4. Ödev Zamanını Küçük Zaferlerle Taçlandırın
Ödev masası bazen bir savaş alanı gibi hissedilebilir; defterin kenarına karalanan şekiller, ertelemek için bulunmuş bahaneler, sıkılmış bir yüz… Ama doğru dokunuşlarla, o masa aslında küçük zaferlerin sahnesine dönüşebilir. Her tamamlanan problem, her yazılan satır çocuğun öz güvenine eklenen bir tuğla olur. Bu noktada en çok işe yarayan şeylerden biri, ödev saatini rastgele değil belli bir plana oturtmaktır. Belirli bir zaman diliminde çalışmak, ardından kısa molalar vermek hem odaklanmayı artırır hem de çocuğa zaman yönetimi becerisi kazandırır. Bazen ödev saatini bir yarış değil, bir yolculuk gibi görmek gerekir. Çocuğunuz matematik sorusunu çözerken “Hadi birlikte bakalım, acaba bu yolu sen nasıl bulacaksın?” diye sormak, ona hem sorumluluk hem de özgürlük hissi verir. Burada önemli olan nokta, ödev sürecinde hata avcısı değil, aferin avcısı olmaktır. Küçük başarıları yakalamak ve çocuğu takdir etmek, eleştiriden çok daha güçlü bir motivasyon kaynağıdır. Üstelik hataları normalleştirmek de bu yolculuğun değerli bir parçasıdır. Çünkü her yanlış, aslında öğrenmenin basamaklarını örer. Çocuğunuza hata yapmanın yanlış değil, denemenin doğal bir sonucu olduğunu göstermek hem öz güvenini hem de öğrenmeye karşı cesaretini artırır. Küçük ödüller, bir aferin, bir kucak dolusu gurur bu yolculuğun yakıtı olur. Böylelikle ödevleri sıkıcı bir görev olmaktan çıkararak birlikte geçirilen özel bir zamana dönüştürür ve hayat boyu sürecek olan öğrenme sevgisini beslemiş olursunuz.

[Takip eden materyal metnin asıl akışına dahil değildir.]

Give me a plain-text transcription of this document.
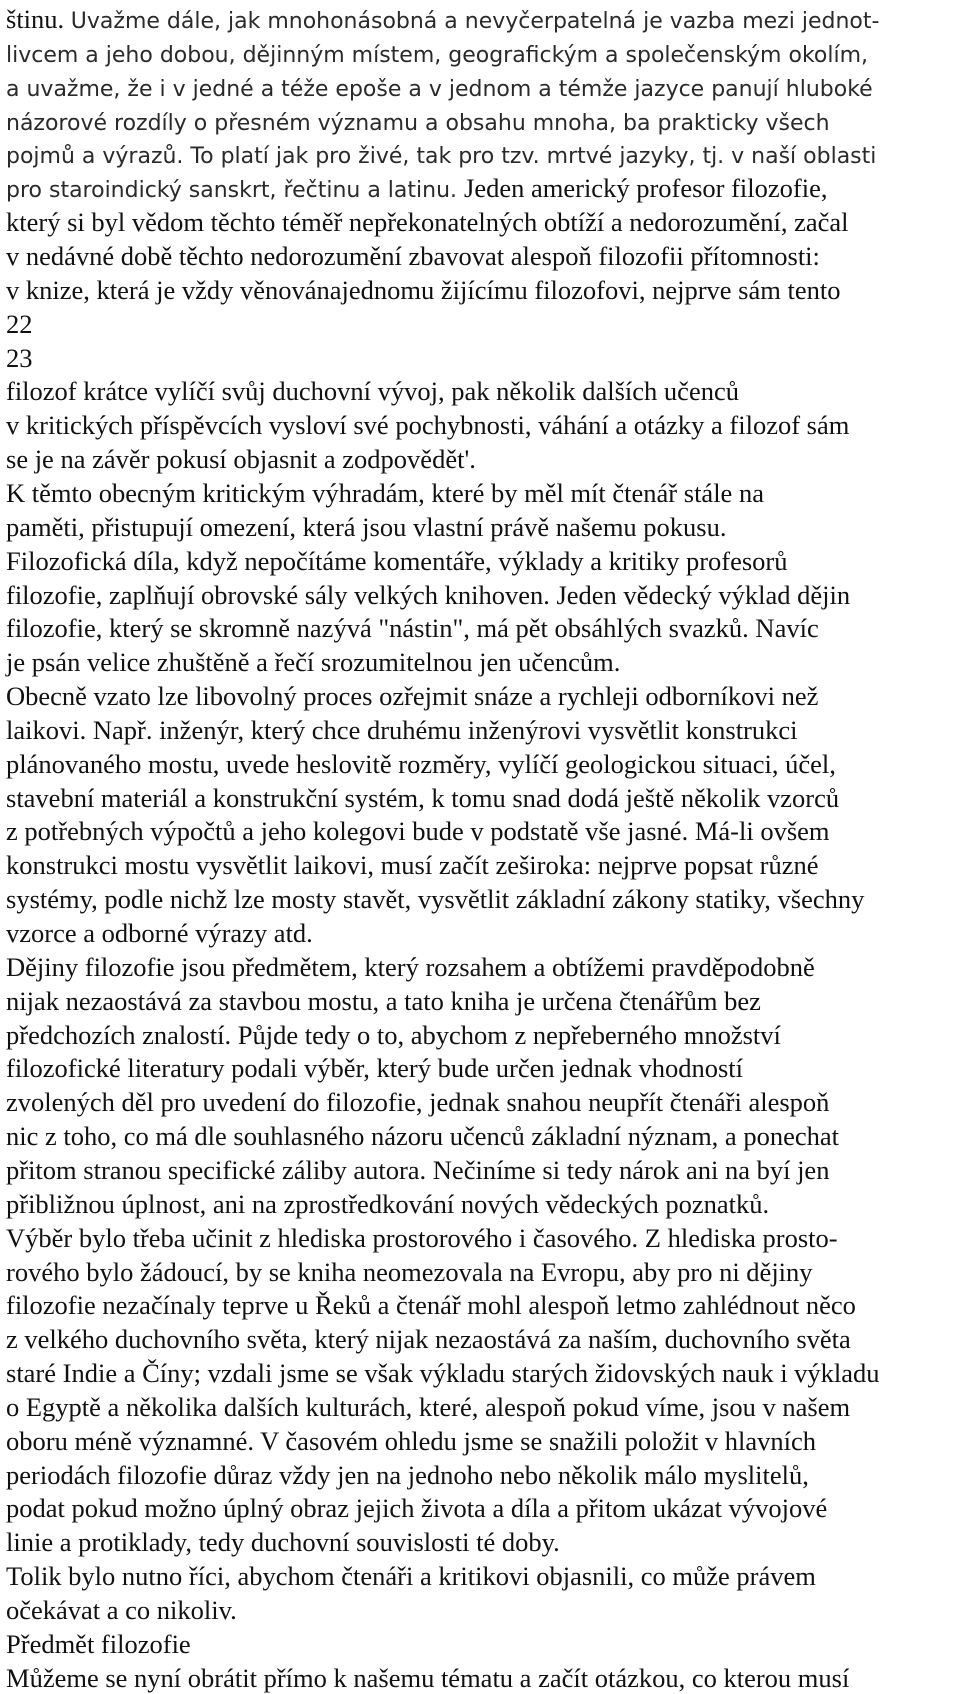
štinu. Uvažme dále, jak mnohonásobná a nevyčerpatelná je vazba mezi jednot-
livcem a jeho dobou, dějinným místem, geografickým a společenským okolím,
a uvažme, že i v jedné a téže epoše a v jednom a témže jazyce panují hluboké
názorové rozdíly o přesném významu a obsahu mnoha, ba prakticky všech
pojmů a výrazů. To platí jak pro živé, tak pro tzv. mrtvé jazyky, tj. v naší oblasti
pro staroindický sanskrt, řečtinu a latinu. Jeden americký profesor filozofie,
který si byl vědom těchto téměř nepřekonatelných obtíží a nedorozumění, začal
v nedávné době těchto nedorozumění zbavovat alespoň filozofii přítomnosti:
v knize, která je vždy věnovánajednomu žijícímu filozofovi, nejprve sám tento
22
23
filozof krátce vylíčí svůj duchovní vývoj, pak několik dalších učenců
v kritických příspěvcích vysloví své pochybnosti, váhání a otázky a filozof sám
se je na závěr pokusí objasnit a zodpovědět'.
K těmto obecným kritickým výhradám, které by měl mít čtenář stále na
paměti, přistupují omezení, která jsou vlastní právě našemu pokusu.
Filozofická díla, když nepočítáme komentáře, výklady a kritiky profesorů
filozofie, zaplňují obrovské sály velkých knihoven. Jeden vědecký výklad dějin
filozofie, který se skromně nazývá "nástin", má pět obsáhlých svazků. Navíc
je psán velice zhuštěně a řečí srozumitelnou jen učencům.
Obecně vzato lze libovolný proces ozřejmit snáze a rychleji odborníkovi než
laikovi. Např. inženýr, který chce druhému inženýrovi vysvětlit konstrukci
plánovaného mostu, uvede heslovitě rozměry, vylíčí geologickou situaci, účel,
stavební materiál a konstrukční systém, k tomu snad dodá ještě několik vzorců
z potřebných výpočtů a jeho kolegovi bude v podstatě vše jasné. Má-li ovšem
konstrukci mostu vysvětlit laikovi, musí začít zeširoka: nejprve popsat různé
systémy, podle nichž lze mosty stavět, vysvětlit základní zákony statiky, všechny
vzorce a odborné výrazy atd.
Dějiny filozofie jsou předmětem, který rozsahem a obtížemi pravděpodobně
nijak nezaostává za stavbou mostu, a tato kniha je určena čtenářům bez
předchozích znalostí. Půjde tedy o to, abychom z nepřeberného množství
filozofické literatury podali výběr, který bude určen jednak vhodností
zvolených děl pro uvedení do filozofie, jednak snahou neupřít čtenáři alespoň
nic z toho, co má dle souhlasného názoru učenců základní nýznam, a ponechat
přitom stranou specifické záliby autora. Nečiníme si tedy nárok ani na byí jen
přibližnou úplnost, ani na zprostředkování nových vědeckých poznatků.
Výběr bylo třeba učinit z hlediska prostorového i časového. Z hlediska prosto-
rového bylo žádoucí, by se kniha neomezovala na Evropu, aby pro ni dějiny
filozofie nezačínaly teprve u Řeků a čtenář mohl alespoň letmo zahlédnout něco
z velkého duchovního světa, který nijak nezaostává za naším, duchovního světa
staré Indie a Číny; vzdali jsme se však výkladu starých židovských nauk i výkladu
o Egyptě a několika dalších kulturách, které, alespoň pokud víme, jsou v našem
oboru méně významné. V časovém ohledu jsme se snažili položit v hlavních
periodách filozofie důraz vždy jen na jednoho nebo několik málo myslitelů,
podat pokud možno úplný obraz jejich života a díla a přitom ukázat vývojové
linie a protiklady, tedy duchovní souvislosti té doby.
Tolik bylo nutno říci, abychom čtenáři a kritikovi objasnili, co může právem
očekávat a co nikoliv.
Předmět filozofie
Můžeme se nyní obrátit přímo k našemu tématu a začít otázkou, co kterou musí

5. Günü Yıldızlarla Kapatın
Çocukların kalbinde günün en büyülü anı, uykuya dalmadan hemen önceki o küçücük zaman dilimidir. O an; telaşın, koşuşturmanın ve tüm günün yorgunluğunun sustuğu, sadece kalbin sesinin duyulduğu andır. İşte tam da bu yüzden uykuya geçiş, sıradan bir görev değil; güvenin, sevginin ve aidiyetin işlendiği sihirli bir tören olmalıdır. Bir masal kitabının sayfaları arasında dolaşmak, birlikte hayal kurmak, hatta kendi uydurduğunuz hikâyeyi çocuğunuza anlatmak… Bunlar yalnızca uykuya hazırlık değil, aynı zamanda çocukla kurulan duygusal köprülerdir. Belki de uyumadan önce edilen kısa bir dua, sevgiyle söylenmiş birkaç cümle ya da sıcacık bir sarılma, çocuğun dünyasında devasa bir güven duvarı örer. Tüm bunları toparlayacak olursak rutinler, sadece tekrar eden eylemler değil; sevgiyle işlenmiş anılardır. Okula yeni başlayan çocuğunuza verebileceğiniz en değerli hediye, güven dolu ve sihirle süslenmiş bu beş yoldur. Çünkü en güzel rutinler, yıllar sonra hatırlandığında bile kalbi ısıtmaya devam eder.